Farmacovigilância hospitalar: importância do monitoramento a reações adversas a medicamentos
DOI:
https://doi.org/10.69849/xz46f719Palavras-chave:
Farmacovigilância, Reações adversas a medicamentos, Segurança do paciente, Farmácia clínica hospitalar, Monitoramento de medicamentosResumo
Introdução: A farmacovigilância hospitalar é considerada estratégica na promoção da segurança do paciente. A adesão à sua prática é primordial, visto que colabora com a prevenção de riscos associados ao uso de medicamentos, especialmente em ambientes assistenciais complexos, como hospitais. Objetivos: Este estudo teve como objetivo analisar a importância da farmacovigilância, através do monitoramento das reações adversas a medicamentos (RAM) no contexto hospitalar, identificando fatores associados à sua ocorrência, desafios relacionados à sua notificação e estratégias preventivas descritas na literatura científica.
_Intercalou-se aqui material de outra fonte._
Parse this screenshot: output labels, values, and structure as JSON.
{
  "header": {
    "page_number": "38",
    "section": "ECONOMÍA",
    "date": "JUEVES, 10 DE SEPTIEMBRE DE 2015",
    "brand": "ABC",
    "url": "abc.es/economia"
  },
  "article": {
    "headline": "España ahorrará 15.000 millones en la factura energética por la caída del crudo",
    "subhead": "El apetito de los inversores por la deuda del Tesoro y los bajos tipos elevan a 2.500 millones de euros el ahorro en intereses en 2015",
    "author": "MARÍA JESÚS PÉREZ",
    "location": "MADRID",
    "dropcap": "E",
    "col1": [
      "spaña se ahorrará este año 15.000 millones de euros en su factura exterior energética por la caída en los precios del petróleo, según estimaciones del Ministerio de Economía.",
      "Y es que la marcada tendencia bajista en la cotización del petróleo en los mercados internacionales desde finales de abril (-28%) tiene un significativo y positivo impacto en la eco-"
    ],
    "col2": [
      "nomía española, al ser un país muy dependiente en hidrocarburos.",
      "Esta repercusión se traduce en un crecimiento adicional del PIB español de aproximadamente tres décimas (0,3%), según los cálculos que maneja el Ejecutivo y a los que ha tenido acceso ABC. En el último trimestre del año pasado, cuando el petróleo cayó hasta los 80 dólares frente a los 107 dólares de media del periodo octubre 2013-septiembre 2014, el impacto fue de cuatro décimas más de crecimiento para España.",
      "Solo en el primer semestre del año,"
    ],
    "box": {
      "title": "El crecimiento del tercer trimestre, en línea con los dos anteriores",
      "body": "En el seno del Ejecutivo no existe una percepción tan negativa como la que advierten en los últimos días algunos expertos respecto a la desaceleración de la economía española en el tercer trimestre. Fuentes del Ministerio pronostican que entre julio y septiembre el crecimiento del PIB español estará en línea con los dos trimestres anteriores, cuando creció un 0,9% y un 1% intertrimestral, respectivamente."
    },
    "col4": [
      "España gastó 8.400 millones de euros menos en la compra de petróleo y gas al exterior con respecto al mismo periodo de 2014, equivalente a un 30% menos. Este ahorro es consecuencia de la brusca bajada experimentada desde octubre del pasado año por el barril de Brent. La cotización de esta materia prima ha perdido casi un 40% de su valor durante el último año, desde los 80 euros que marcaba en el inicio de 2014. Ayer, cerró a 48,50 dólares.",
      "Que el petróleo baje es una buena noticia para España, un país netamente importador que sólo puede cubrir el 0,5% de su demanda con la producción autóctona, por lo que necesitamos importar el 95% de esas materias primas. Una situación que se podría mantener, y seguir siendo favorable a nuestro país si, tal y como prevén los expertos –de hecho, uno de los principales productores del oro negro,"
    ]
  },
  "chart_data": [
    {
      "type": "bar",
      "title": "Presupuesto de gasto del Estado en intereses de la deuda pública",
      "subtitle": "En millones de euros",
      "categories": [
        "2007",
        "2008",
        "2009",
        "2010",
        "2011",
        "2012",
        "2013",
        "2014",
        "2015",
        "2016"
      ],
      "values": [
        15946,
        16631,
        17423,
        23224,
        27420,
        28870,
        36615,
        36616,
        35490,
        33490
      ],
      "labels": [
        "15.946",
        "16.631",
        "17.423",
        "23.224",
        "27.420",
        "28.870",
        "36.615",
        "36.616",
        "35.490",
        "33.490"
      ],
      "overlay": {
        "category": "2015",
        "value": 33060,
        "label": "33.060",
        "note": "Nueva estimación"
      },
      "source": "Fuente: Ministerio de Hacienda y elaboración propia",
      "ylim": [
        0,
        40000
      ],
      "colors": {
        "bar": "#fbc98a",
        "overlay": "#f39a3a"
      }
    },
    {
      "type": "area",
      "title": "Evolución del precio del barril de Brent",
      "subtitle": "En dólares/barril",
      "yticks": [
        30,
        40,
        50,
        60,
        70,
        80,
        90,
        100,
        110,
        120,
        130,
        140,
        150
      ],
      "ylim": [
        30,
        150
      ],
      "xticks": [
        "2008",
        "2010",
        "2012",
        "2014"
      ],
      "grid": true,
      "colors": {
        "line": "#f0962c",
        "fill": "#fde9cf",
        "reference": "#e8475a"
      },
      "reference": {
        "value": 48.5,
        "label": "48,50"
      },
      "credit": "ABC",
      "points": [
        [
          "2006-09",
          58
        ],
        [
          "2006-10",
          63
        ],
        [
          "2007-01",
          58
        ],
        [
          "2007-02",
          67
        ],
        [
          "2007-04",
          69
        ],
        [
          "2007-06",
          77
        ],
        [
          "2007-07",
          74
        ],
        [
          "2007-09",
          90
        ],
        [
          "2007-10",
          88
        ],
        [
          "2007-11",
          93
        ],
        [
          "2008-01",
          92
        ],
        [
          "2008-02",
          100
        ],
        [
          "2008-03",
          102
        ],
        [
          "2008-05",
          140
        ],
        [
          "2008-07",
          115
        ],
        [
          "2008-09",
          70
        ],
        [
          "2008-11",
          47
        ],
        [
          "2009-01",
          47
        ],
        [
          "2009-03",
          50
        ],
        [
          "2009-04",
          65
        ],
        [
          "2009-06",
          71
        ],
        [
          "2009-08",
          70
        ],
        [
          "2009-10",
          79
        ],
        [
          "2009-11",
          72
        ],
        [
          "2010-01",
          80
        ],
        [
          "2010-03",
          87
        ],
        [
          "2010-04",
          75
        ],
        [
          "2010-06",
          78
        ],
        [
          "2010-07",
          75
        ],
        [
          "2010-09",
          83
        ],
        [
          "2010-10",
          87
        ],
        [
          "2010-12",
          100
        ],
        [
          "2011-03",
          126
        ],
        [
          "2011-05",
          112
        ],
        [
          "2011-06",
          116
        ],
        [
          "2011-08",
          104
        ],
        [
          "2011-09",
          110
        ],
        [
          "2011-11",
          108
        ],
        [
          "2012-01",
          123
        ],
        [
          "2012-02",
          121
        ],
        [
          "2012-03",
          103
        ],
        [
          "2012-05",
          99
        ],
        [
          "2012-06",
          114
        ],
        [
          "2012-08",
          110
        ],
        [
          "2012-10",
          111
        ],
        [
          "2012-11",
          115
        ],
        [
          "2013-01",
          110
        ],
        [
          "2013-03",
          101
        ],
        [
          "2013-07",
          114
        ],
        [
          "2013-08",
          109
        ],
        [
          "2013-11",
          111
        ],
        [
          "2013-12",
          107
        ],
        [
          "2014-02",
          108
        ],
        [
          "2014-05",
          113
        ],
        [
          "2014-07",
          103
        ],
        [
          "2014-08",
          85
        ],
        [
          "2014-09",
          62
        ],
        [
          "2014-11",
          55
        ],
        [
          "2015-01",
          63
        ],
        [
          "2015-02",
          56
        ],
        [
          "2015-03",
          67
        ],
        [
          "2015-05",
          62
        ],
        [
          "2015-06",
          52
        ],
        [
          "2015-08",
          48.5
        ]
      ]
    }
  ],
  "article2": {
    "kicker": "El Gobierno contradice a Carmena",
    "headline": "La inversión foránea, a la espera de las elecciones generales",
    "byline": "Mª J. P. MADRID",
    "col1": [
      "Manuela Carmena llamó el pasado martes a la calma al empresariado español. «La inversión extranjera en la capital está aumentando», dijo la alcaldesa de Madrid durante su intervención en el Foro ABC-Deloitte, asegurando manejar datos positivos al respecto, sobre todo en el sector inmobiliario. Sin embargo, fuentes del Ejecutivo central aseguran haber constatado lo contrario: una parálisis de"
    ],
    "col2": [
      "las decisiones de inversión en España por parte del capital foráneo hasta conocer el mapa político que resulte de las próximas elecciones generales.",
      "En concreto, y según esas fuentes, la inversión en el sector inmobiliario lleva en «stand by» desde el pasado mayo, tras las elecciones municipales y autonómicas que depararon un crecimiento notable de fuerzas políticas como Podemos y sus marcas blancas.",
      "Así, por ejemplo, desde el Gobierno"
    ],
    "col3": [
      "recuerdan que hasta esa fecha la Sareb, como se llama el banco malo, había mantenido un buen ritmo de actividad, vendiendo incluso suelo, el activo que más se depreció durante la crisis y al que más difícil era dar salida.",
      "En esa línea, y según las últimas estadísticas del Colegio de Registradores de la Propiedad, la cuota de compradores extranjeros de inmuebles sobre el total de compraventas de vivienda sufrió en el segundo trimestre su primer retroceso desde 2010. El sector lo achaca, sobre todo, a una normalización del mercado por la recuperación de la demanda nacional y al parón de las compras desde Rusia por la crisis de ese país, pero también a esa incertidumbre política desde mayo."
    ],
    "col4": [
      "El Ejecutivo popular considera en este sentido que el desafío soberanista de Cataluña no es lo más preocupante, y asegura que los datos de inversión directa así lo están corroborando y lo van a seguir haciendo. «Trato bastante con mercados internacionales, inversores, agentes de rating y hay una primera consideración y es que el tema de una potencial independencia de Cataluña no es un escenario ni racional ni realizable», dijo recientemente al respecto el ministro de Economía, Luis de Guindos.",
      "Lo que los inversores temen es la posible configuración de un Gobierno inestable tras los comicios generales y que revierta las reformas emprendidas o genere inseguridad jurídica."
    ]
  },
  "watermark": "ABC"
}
Métodos: Trata-se de uma revisão integrativa da literatura realizada em bases de dados científicas, incluindo Google Acadêmico, SciELO e LILACS, contemplando estudos publicados entre 2022 e 2026. A pergunta de pesquisa foi estruturada com base na estratégia PICO (População, Intervenção, Comparação e Desfecho). Foram identificadas 80 referências, sendo 12 estudos selecionados conforme critérios de inclusão e exclusão previamente estabelecidos. Os estudos analisaram a farmacovigilância hospitalar sob diferentes delineamentos metodológicos, abordando monitoramento de RAM, subnotificação, atuação multiprofissional e processos de notificação. Resultados: Observou-se crescente preocupação científica com a segurança do paciente e o monitoramento das RAM em ambiente hospitalar. Em 5 estudos (41,7%), destacou-se o papel estratégico do farmacêutico clínico na equipe multiprofissional, contribuindo para revisão de prescrições e redução de erros de medicação. A subnotificação foi identificada como desafio relevante em 3 estudos (25,0%), associada à falta de capacitação, limitações operacionais e complexidade dos sistemas de notificação. Métodos de monitoramento ativo demonstraram maior eficiência na identificação de RAM em 2 estudos (16,7%), evidenciando eventos não registrados nos sistemas tradicionais. Além disso, 3 estudos (25,0%) apontaram falhas no processo medicamentoso como importantes fatores relacionados à ocorrência de eventos adversos. Conclusão: A farmacovigilância hospitalar desempenha papel essencial na identificação precoce de riscos, na prevenção de danos e no fortalecimento da cultura de segurança do paciente, sendo necessária a implementação de estratégias institucionais integradas, capacitação contínua das equipes e ampliação de métodos ativos de monitoramento para aprimoramento da segurança no uso de medicamentos.